Катана ( Лиам Данбар / Кира Юкимура )
26 марта 2018 г. в 19:00
Лиам точит в ночной мгле катану.
Он режет пальцы не впервые, перематывает бинтами, розовеющими в миг, матерится почем свет стоит, но продолжает точить. Как мантру, как успокоение — как он задолжал этой поднебесной за минуты тишины и спокойствия.
Война ведь может быть излечима в терминальной стадии — лезвием по шлифовальному камню — Мейсон жив, и ему исполняется двадцать два — еще раз с другой стороны — забитые волки оказываются под светом фонарей всего-то брошенными прохожими тряпками. Когда тонкая сталь оставляет на ладонях кровоточащие лей-линии, а «альфа-бета-омега» уже не работает, Данбар вспоминает, что то, чего он мальчишкой так жаждал — лишь жалкая игра юношеского воображения; война в самом разгаре, пули, правда, где-то с час не свистят.
Лиаму смерть — в носу едким дымом, в горле комом, под кожей миллионом игл — шепчет утром жалостливо «не умирай, волчонок» и глаза у нее лисьим светом полны; а так хочется единожды по-геройски умереть — как самурай, ей Богу. Тонкие руки Юкимуры не дают — ложатся японским шелком на плечи, холодят напряженные до предела мышцы, обнимают нежно, вспарывая одним прикосновением бейконхиллскую броню, создаваемую годами.
Кира — живая тень прошлого, раскаленное пекло и песчаная буря — находит Лиама сама; стучит в дверь, хоть адрес и сменился раз сто, улыбается-смущается на пороге, а у парня сердце проваливается в чернеющую бездну. Ей же по-прежнему восемнадцать, волосы в агатовый камень, скулы острые и, наверняка, обе ноги левые — это та Кира, что новичка-подростка на вечеринку приглашала, изящно упав с лестницы; все та же до ресниц и точек. Изменился только взгляд.
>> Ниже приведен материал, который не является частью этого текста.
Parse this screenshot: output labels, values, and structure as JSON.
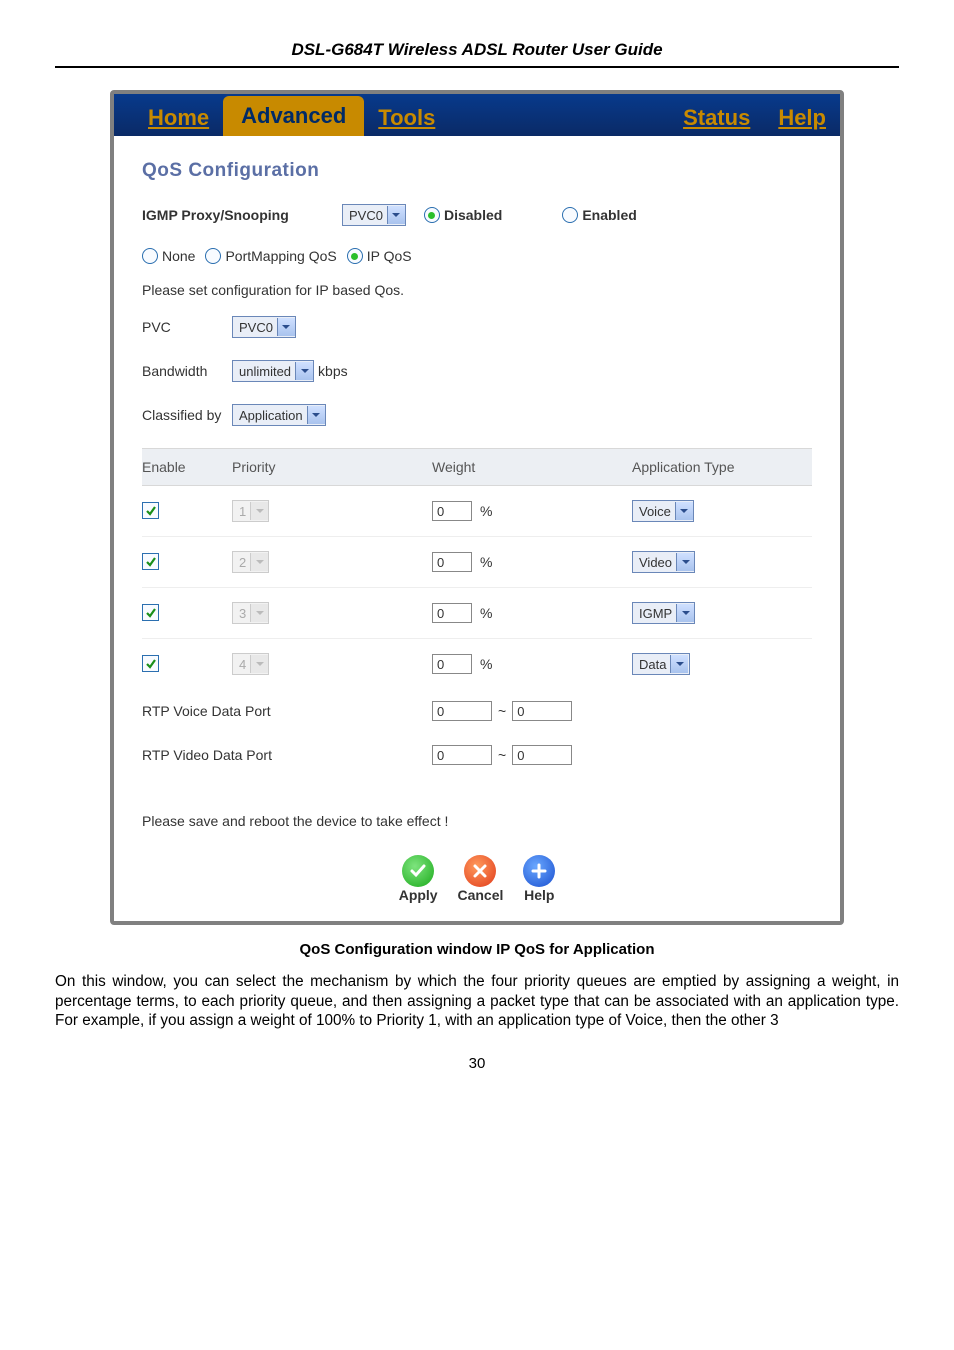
{
  "doc": {
    "header": "DSL-G684T Wireless ADSL Router User Guide",
    "caption": "QoS Configuration window IP QoS for Application",
    "body_text": "On this window, you can select the mechanism by which the four priority queues are emptied by assigning a weight, in percentage terms, to each priority queue, and then assigning a packet type that can be associated with an application type. For example, if you assign a weight of 100% to Priority 1, with an application type of Voice, then the other 3",
    "page_number": "30"
  },
  "tabs": {
    "home": "Home",
    "advanced": "Advanced",
    "tools": "Tools",
    "status": "Status",
    "help": "Help",
    "active": "advanced"
  },
  "qos": {
    "title": "QoS Configuration",
    "igmp_label": "IGMP Proxy/Snooping",
    "igmp_pvc": "PVC0",
    "disabled_label": "Disabled",
    "enabled_label": "Enabled",
    "igmp_state": "disabled",
    "mode_none": "None",
    "mode_portmapping": "PortMapping QoS",
    "mode_ipqos": "IP QoS",
    "mode_selected": "ipqos",
    "instruction": "Please set configuration for IP based Qos.",
    "pvc_label": "PVC",
    "pvc_value": "PVC0",
    "bandwidth_label": "Bandwidth",
    "bandwidth_value": "unlimited",
    "bandwidth_unit": "kbps",
    "classified_label": "Classified by",
    "classified_value": "Application",
    "headers": {
      "enable": "Enable",
      "priority": "Priority",
      "weight": "Weight",
      "apptype": "Application Type"
    },
    "rows": [
      {
        "enabled": true,
        "priority": "1",
        "priority_disabled": true,
        "weight": "0",
        "apptype": "Voice",
        "apptype_disabled": false
      },
      {
        "enabled": true,
        "priority": "2",
        "priority_disabled": true,
        "weight": "0",
        "apptype": "Video",
        "apptype_disabled": false
      },
      {
        "enabled": true,
        "priority": "3",
        "priority_disabled": true,
        "weight": "0",
        "apptype": "IGMP",
        "apptype_disabled": false
      },
      {
        "enabled": true,
        "priority": "4",
        "priority_disabled": true,
        "weight": "0",
        "apptype": "Data",
        "apptype_disabled": false
      }
    ],
    "weight_unit": "%",
    "rtp_voice_label": "RTP Voice Data Port",
    "rtp_voice_from": "0",
    "rtp_voice_to": "0",
    "rtp_video_label": "RTP Video Data Port",
    "rtp_video_from": "0",
    "rtp_video_to": "0",
    "range_sep": "~",
    "save_notice": "Please save and reboot the device to take effect !",
    "buttons": {
      "apply": "Apply",
      "cancel": "Cancel",
      "help": "Help"
    }
  }
}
Данбар тогда впустил Юкимуру безоговорочно в маленькую квартирку, затерянную в каменных джунглях, и в душу тоже, потому что она — единственный светлый луч, оставшийся от той жизни (до Зверя, Монро и массового сверхъестественного геноцида). Кицунэ обняла волчонка порывисто, уткнувшись носом ему в ключичную ямку, сжала в объятиях и не спросила о Скотте; летние фейерверки внутри вспыхнули, как над морем, потрескивая неоновыми огоньками:
— Ты так вырос. — говорила она.
— А ты не изменилась ни на день. — отвечал он.
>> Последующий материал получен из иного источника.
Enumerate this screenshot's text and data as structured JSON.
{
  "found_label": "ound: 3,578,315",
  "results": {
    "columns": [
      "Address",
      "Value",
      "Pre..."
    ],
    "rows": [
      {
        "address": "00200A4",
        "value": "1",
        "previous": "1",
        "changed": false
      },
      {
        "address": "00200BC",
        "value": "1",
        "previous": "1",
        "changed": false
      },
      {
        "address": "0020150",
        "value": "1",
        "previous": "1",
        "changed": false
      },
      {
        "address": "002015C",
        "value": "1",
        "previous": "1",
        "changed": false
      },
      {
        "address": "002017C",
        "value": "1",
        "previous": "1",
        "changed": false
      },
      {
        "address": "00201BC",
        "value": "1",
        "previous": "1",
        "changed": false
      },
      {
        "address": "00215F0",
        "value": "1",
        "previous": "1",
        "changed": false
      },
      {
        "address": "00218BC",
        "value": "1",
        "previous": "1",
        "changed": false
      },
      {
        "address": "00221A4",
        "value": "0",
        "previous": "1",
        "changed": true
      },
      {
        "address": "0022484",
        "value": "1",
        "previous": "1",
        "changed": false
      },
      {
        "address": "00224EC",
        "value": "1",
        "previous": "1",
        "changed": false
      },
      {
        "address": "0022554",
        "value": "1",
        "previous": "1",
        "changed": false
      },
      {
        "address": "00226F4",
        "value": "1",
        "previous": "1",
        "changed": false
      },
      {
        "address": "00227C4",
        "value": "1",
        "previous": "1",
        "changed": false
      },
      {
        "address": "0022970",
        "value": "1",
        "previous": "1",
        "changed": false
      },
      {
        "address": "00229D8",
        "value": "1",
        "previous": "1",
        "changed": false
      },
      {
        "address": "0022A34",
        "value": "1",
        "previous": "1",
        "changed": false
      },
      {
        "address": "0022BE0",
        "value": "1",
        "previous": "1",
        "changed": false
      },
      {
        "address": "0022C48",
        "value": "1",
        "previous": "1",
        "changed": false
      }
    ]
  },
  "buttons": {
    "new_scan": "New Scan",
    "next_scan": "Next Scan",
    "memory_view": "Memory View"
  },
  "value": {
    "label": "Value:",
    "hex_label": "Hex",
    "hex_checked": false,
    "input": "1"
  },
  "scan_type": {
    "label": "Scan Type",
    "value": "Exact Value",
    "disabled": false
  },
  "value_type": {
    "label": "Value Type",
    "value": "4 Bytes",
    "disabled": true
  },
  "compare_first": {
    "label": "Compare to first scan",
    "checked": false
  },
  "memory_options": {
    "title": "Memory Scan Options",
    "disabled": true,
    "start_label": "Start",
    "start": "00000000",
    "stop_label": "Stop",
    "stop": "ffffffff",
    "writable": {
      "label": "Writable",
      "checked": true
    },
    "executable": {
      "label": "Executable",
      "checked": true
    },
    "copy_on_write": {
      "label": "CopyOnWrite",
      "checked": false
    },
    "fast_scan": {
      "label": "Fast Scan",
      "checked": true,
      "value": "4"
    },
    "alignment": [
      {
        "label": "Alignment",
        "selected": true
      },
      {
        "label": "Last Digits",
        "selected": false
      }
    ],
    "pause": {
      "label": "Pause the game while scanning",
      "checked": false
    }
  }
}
Потом Кира отчего-то еще долго плакала.
А после целовала. Щеки, глаза, лоб и шею — все жгло от девичьих золотых губ по контуру знакомого лица. Лиам никак освоиться не мог в этом чувстве преувеличенной и дезориентирующей легкости, будто саму гравитацию ослабило, и вот его, Данбара, земля внезапно нощно и денно запахом Юкимуры одной полна. Он захлебывается и шалеет — соленые поцелуи в памяти остаются на равных со сплетением тяжелых тел и сытым зноем, искрившимся между двумя недо-любовниками в тишине.
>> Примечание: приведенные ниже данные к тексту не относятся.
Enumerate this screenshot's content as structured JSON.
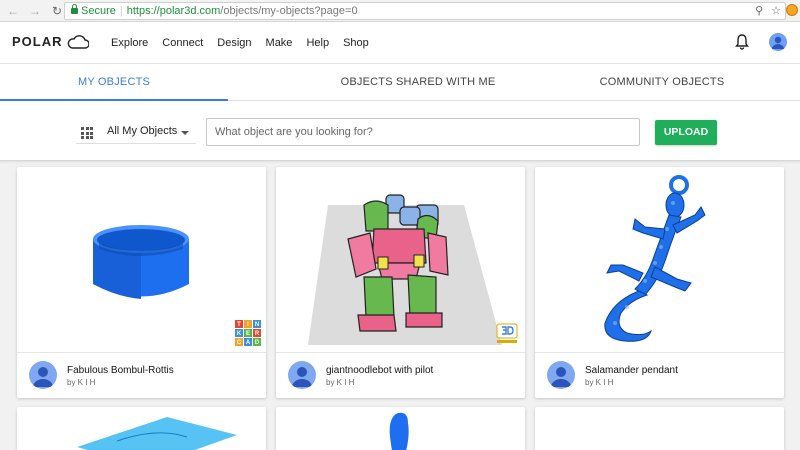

Прижимая лису к себе, вспотевшую, с прядями волос, липнувшими к округлым плечам, парень думал, что потерять ее сейчас — значит камнем на дно без спасательного круга пойти и, наглотавшись тины, однозначно сдохнуть; Данбару бы только цепляться за Кицунэ, из добра и гармонии сотканной, и постараться быть живым. Для нее.
Лиам продолжает точить в ночной мгле катану.
Кира самолично перевязывает бинтами ему кулаки.